Passing Down Traditions

Shichi-Go-San serves as a conduit for the transmission of cultural values from one generation to the next. The rituals, attire, and practices associated with the festival contribute to the preservation of Japan's cultural heritage. Through participation in Shichi-Go-San, children not only experience a rite of passage but also gain a deeper understanding of their cultural identity:

  • Traditional Attire: During Shichi-Go-San, children typically wear traditional Japanese clothing such as kimono or hakama. This attire is a symbol of cultural heritage and reflects the importance of preserving traditional clothing customs. Here we present some very appropriate models for these special dates, with which girls feel comfortable and happy, stealing at the same time all the looks.

  • Ancient Rituals: The visit to Shinto shrines during Shichi-Go-San involves traditional Shinto rituals performed by priests. These rituals have been passed down through generations and are an integral part of Japan's cultural and religious heritage.

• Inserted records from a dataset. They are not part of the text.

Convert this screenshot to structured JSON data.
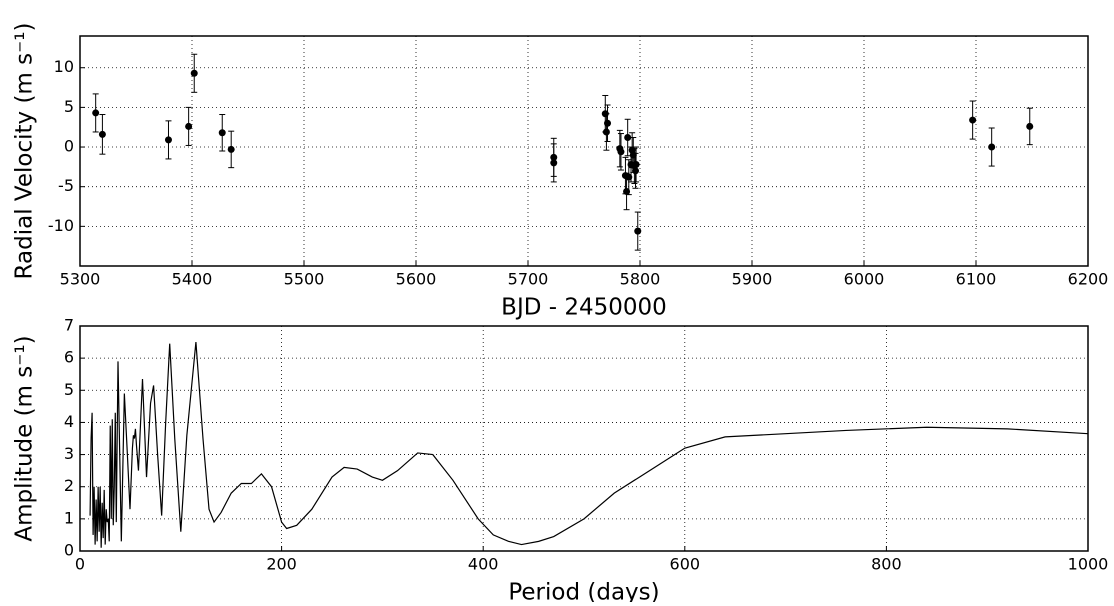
{
  "chart_data": [
    {
      "type": "scatter",
      "xlabel": "BJD - 2450000",
      "ylabel": "Radial Velocity (m s⁻¹)",
      "color": "#000000",
      "grid": true,
      "xlim": [
        5300,
        6200
      ],
      "xticks": [
        5300,
        5400,
        5500,
        5600,
        5700,
        5800,
        5900,
        6000,
        6100,
        6200
      ],
      "ylim": [
        -15,
        14
      ],
      "yticks": [
        -10,
        -5,
        0,
        5,
        10
      ],
      "x": [
        5314,
        5320,
        5379,
        5397,
        5402,
        5427,
        5435,
        5723,
        5723,
        5769,
        5770,
        5771,
        5782,
        5783,
        5787,
        5788,
        5789,
        5790,
        5792,
        5793,
        5794,
        5795,
        5796,
        5796.5,
        5798,
        6097,
        6114,
        6148
      ],
      "values": [
        4.3,
        1.6,
        0.9,
        2.6,
        9.3,
        1.8,
        -0.3,
        -1.3,
        -2.0,
        4.2,
        1.9,
        3.0,
        -0.2,
        -0.6,
        -3.6,
        -5.6,
        1.2,
        -3.8,
        -2.2,
        -0.4,
        -1.0,
        -2.4,
        -3.0,
        -2.2,
        -10.6,
        3.4,
        0.0,
        2.6
      ],
      "errors": [
        2.4,
        2.5,
        2.4,
        2.4,
        2.4,
        2.3,
        2.3,
        2.4,
        2.4,
        2.3,
        2.3,
        2.3,
        2.3,
        2.3,
        2.3,
        2.3,
        2.3,
        2.2,
        2.2,
        2.2,
        2.2,
        2.2,
        2.2,
        2.2,
        2.4,
        2.4,
        2.4,
        2.3
      ]
    },
    {
      "type": "line",
      "xlabel": "Period (days)",
      "ylabel": "Amplitude (m s⁻¹)",
      "color": "#000000",
      "grid": true,
      "xlim": [
        0,
        1000
      ],
      "xticks": [
        0,
        200,
        400,
        600,
        800,
        1000
      ],
      "ylim": [
        0,
        7
      ],
      "yticks": [
        0,
        1,
        2,
        3,
        4,
        5,
        6,
        7
      ],
      "x": [
        10,
        11,
        12,
        13,
        14,
        15,
        16,
        17,
        18,
        19,
        20,
        21,
        22,
        23,
        24,
        25,
        26,
        27,
        28,
        29,
        30,
        31,
        32,
        33,
        34,
        35,
        36,
        37.7,
        41,
        44,
        47,
        49.6,
        52,
        53,
        54,
        55,
        56,
        58,
        62,
        66,
        70,
        73,
        77,
        81,
        85,
        89,
        94,
        100,
        106,
        115,
        122,
        128,
        133,
        140,
        150,
        160,
        170,
        180,
        190,
        200,
        205,
        215,
        230,
        250,
        262,
        275,
        290,
        300,
        315,
        335,
        350,
        370,
        395,
        410,
        425,
        438,
        455,
        470,
        500,
        530,
        555,
        575,
        600,
        640,
        700,
        760,
        840,
        920,
        1000
      ],
      "values": [
        1.1,
        3.5,
        4.3,
        0.5,
        2.0,
        0.2,
        1.6,
        0.3,
        2.0,
        0.6,
        2.0,
        0.1,
        1.5,
        0.4,
        1.9,
        0.2,
        1.3,
        0.9,
        1.0,
        0.3,
        3.9,
        1.0,
        4.1,
        0.8,
        2.0,
        4.3,
        0.9,
        5.9,
        0.3,
        4.9,
        3.0,
        1.3,
        3.2,
        3.6,
        3.5,
        3.8,
        3.3,
        2.5,
        5.35,
        2.3,
        4.6,
        5.15,
        3.0,
        1.1,
        4.0,
        6.45,
        3.5,
        0.6,
        3.6,
        6.5,
        3.5,
        1.3,
        0.9,
        1.2,
        1.8,
        2.1,
        2.1,
        2.4,
        2.0,
        0.9,
        0.7,
        0.8,
        1.3,
        2.3,
        2.6,
        2.55,
        2.3,
        2.2,
        2.5,
        3.05,
        3.0,
        2.2,
        1.0,
        0.5,
        0.3,
        0.2,
        0.3,
        0.45,
        1.0,
        1.8,
        2.3,
        2.7,
        3.2,
        3.55,
        3.65,
        3.75,
        3.85,
        3.8,
        3.65
      ]
    }
  ]
}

Furthermore, Shichi-Go-San plays a pivotal role in Japanese culture and society:

  • Strengthening Family Bonds: Shichi-Go-San emphasizes family bonds and the importance of familiar relationships. The festival provides an opportunity for families to come together, celebrate, and participate in traditional rituals, fostering a sense of unity and continuity.

  • Respect for Ancestors: The act of visiting Shinto shrines during Shichi-Go-San also reinforces the respect for ancestors and the practice of expressing gratitude for their protection and guidance.

  • Chain links: Parents play a crucial role in transmitting cultural practices associated with Shichi-Go-San to their children. Through participation in the festival, children learn about their cultural heritage, customs, and the importance of certain life milestones.

Shichi-Go-San has not only retained its significance within Japan but has also garnered interest and appreciation on a global scale. The celebration has become a subject of fascination for individuals from different cultural backgrounds, leading to cultural exchange and cross-cultural understanding. This international recognition further highlights the universal themes of family, growth, and celebration embedded in Shichi-Go-San.


In essence, Shichi-Go-San is not only a celebration of children's growth and well-being but also a powerful vehicle for the preservation and transmission of Japanese cultural traditions.

In the intricate tapestry of Japanese culture, Shichi-Go-San stands as a vibrant thread, weaving together tradition, spirituality, and familial love. The celebration of children at the ages of three, five, and seven encapsulates the essence of growth and transition, symbolizing the hope for a prosperous and fulfilling future. As Japan continues to evolve, Shichi-Go-San remains a testament to the enduring significance of cultural celebrations in fostering a sense of identity, continuity, and shared values.

These celebrations are rooted in Shinto traditions, and they highlight the importance of family and community in Japanese society. They also reflect the cultural significance placed on the early years of a child's life. The ceremonies are not only religious but also serve as social events, bringing families together to share in the joy and growth of their children: it reinforces the continuity of cultural practices, fosters a sense of identity and belonging, and strengthens family and societal bonds.